In the rest of this document:

  • dssuser means the UNIX user which runs the DSS software
  • DATADIR means the directory in which DSS is running

Initial setup

Please read carefully the Prerequisites and limitations documentation and check that you have all required information.

Common setup

Initialize UIF (including local code isolation), see Initial Setup

Running regular workloads

When you run non-Spark workloads on Kubernetes, the Kubernetes job is always started by the dssuser. The dssuser requires the ability to connect and create pods and secrets on your Kubernetes cluster.

However, once the user’s code has been started, a fundamental property of Kubernetes is that each container is independent and cannot access others. Thus, code running in one container is isolated from code running in another container without a specific need for impersonation.

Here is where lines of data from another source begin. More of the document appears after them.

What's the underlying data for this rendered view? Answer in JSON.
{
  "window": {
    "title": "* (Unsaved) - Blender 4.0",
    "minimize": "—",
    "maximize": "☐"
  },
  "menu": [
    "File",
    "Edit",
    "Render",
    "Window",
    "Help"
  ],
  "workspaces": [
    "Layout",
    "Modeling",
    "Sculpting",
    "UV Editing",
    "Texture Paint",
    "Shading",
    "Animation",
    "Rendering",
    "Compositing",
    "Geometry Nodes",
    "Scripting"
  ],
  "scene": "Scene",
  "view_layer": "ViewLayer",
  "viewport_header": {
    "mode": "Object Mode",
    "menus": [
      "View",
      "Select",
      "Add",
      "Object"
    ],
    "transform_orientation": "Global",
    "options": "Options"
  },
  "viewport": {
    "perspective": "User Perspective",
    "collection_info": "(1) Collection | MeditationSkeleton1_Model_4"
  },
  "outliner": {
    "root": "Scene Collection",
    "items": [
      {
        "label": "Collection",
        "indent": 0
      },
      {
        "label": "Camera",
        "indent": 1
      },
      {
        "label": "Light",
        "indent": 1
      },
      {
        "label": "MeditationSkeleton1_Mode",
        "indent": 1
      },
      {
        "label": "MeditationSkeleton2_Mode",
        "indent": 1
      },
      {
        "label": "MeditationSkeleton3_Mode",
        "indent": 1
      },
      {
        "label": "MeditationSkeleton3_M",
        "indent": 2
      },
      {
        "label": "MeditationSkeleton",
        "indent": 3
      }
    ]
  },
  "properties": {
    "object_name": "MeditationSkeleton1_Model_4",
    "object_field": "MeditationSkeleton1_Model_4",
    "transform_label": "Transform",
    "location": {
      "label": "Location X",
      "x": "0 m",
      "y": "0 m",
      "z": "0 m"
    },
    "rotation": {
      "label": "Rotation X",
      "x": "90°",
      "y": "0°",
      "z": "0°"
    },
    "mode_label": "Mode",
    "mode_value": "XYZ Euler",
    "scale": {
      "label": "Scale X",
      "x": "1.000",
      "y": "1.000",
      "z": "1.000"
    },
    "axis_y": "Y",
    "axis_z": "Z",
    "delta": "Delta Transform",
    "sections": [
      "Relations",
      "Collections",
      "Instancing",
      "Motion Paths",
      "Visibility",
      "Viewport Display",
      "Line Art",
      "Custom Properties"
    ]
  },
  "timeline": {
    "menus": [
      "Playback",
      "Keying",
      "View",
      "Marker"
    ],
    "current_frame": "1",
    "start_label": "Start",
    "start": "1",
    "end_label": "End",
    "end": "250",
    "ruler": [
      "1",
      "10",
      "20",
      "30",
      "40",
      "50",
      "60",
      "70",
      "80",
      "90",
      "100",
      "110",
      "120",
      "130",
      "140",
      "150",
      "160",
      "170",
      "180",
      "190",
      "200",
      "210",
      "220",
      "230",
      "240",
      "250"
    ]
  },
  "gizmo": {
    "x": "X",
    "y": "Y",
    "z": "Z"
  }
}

No further setup is thus required for running regular workloads securely on Kubernetes.

Running Spark workloads

When you run Spark workloads on Kubernetes, DSS uses the sudo mechanism of the local code isolation capability to start the spark-submit process running the Spark driver under the identity of the end-user. This driver process then sends control orders to Kubernetes in order to start pods for the Spark executor.

In other words, the Spark driver requires access to the Kubernetes API but runs untrusted code. This requires that each impersonated end-user has credentials to access Kubernetes. While this deployment is completely possible, it is not typically the case (each user needs to have a ~/.kube/config file with proper credentials for the Kubernetes cluster).

To make it easier to run Spark on Kubernetes with UIF, DSS features a “managed Spark on Kubernetes” mode. In that mode, DSS can automatically generate temporary service accounts for each job, pass these temporary credentials to the Spark job, and delete the temporary service account after the job is complete.

In Kubernetes, the granularity of security is the namespace: if a service account has the right to create pods in a namespace, it is theoretically possible for it to gain all privileges on that namespace. Therefore, it is recommended to use one namespace per user (or one namespace per team). The “managed Spark on Kubernetes” mode can automatically create dynamic namespaces, and associate service accounts to namespaces. This requires that the account running DSS has credentials on the Kubernetes cluster that allow it to create namespaces.

One-namespace-per-user setup

  • In the Spark configuration, enable the “Managed K8S configuration” checkbox
  • In “Target namespace”, enter something like dss-ns-${dssUserLogin}
  • Enable “Auto-create namespace”
  • Set Authentication mode to “Create service accounts dynamically”

Each time a user U starts a Job that uses this particular Spark configuration, DSS will:

  • Create if needed the dss-ns-U namespace
  • Create a service account, and grant it rights limited to dss-ns-U
  • Get the secret of this service account and pass it to the Spark driver
  • The Spark driver will use this secret to create and manage pods in the dss-ns-U namespace (but does not have access to any other namespace)
  • At the end of the job, destroy the service account

One-namespace-per-team setup

  • In the Spark configuration, enable the “Managed K8S configuration” checkbox
  • In “Target namespace”, enter something like ${adminProperty:k8sNS}
  • Set Authentication mode to “Create service accounts dynamically”

Then, for each user, you need to set an “admin property” named k8sNS, with the name of the team namespace to use for this user. This can be automated through the API. See above for how this will work.

With this setup, there may be a fixed number of namespaces so you don’t need to auto-create namespaces. The account running Dataiku only needs full access to these namespaces in order to create service accounts in them. This can be useful if you don’t have the ability to create namespaces. However, this leaves the possibility that skilled hostile users can try to attack other Spark jobs running in the same namespace.